Relativamente all’osservanza del principio di precauzione nell’ambito della direttiva citata, il giudice sovranazionale rileva che “ il rispetto del principio di precauzione si traduce, da una parte, nell'obbligo, imposto al notificante dall'art. 11, n. 6, della direttiva 90/220, di comunicare immediatamente all'autorità competente ogni nuova informazione in merito ai rischi che il prodotto comporta per la salute o l'ambiente, nonché nell'obbligo, imposto all'autorità competente dall'art. 12, n. 4, d'informarne immediatamente la Commissione e gli altri Stati membri e, d'altra parte, nella facoltà, attribuita ad ogni Stato membro dall'art. 16 della direttiva, di limitare o vietare provvisoriamente l'uso e/o la vendita sul proprio territorio del prodotto per il quale - benché sia stato oggetto di un consenso - vi sono valide ragioni di ritenere che presenti un rischio per la salute o l'ambiente”[15].

 

La (mancata) partecipazione delle associazioni alla procedura afferente i MOGM e diritto di accesso alle informazioni.

 

L’istruttoria afferente l’impiego confinato dei microorganismi geneticamente modificati[16] per quanto riguarda competenze e fasi procedimentali  corrisponde, in linea generale, a quella stabilita per gli OGM anche se rispetto a quest’ultima, si caratterizza per essere più approfondita  in connessione ai più ampi poteri di indagine conferiti al Ministero della sanità[17].

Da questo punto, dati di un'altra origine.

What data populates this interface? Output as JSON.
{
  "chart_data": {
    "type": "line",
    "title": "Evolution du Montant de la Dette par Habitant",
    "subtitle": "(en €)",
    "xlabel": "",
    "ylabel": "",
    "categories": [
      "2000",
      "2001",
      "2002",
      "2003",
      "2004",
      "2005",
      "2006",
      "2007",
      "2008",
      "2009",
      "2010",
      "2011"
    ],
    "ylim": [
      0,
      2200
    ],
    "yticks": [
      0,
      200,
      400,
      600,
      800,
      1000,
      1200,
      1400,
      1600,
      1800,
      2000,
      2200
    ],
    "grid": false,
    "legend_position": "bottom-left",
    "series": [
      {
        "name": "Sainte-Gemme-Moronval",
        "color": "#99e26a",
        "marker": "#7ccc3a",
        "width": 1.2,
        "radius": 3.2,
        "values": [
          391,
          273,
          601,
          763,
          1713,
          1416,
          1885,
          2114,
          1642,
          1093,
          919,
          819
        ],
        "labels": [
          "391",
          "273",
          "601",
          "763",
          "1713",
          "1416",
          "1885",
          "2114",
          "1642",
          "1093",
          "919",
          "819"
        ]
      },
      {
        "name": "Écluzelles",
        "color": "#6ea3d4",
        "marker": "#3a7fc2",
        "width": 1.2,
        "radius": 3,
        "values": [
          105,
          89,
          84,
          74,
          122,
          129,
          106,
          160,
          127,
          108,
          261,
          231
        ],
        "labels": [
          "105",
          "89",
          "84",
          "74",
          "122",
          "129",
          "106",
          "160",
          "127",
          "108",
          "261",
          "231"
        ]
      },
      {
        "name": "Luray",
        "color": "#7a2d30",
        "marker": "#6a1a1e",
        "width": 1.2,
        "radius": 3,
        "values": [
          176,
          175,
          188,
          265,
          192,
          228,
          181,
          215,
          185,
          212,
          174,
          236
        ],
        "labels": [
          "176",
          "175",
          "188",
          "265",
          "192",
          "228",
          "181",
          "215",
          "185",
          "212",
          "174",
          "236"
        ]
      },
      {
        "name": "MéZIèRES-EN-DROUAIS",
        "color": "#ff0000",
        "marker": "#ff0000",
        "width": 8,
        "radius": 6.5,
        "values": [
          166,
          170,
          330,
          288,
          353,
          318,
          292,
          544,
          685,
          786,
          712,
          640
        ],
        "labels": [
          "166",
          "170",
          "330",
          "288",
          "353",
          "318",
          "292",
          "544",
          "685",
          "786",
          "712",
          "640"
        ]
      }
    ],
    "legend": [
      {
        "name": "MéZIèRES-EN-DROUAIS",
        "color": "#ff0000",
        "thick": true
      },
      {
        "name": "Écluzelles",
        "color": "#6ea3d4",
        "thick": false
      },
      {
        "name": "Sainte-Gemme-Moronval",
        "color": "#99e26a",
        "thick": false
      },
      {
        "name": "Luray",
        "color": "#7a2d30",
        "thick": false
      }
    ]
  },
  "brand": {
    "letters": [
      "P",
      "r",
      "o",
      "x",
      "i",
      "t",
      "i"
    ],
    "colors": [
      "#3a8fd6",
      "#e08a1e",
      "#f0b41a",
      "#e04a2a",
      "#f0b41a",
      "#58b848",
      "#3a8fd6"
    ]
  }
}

Per i profili che qui interessano, va evidenziato che alla Commissione interministeriale di valutazione[18], di cui si è già accennato più sopra, non è conferito alcun potere consultivo del pubblico o dei gruppi e l’unico <> in tale senso, riferito peraltro alle competenze del dicastero della sanità,  è desumibile dalla disposizione di cui al comma 6, dell’art. 11, D. Lgs. n. 206/2001, per cui “La popolazione interessata deve essere messa in grado di esprimere il proprio parere in merito alla richiesta di autorizzazione relativa agli impianti destinati ad impieghi confinati della classe 4”.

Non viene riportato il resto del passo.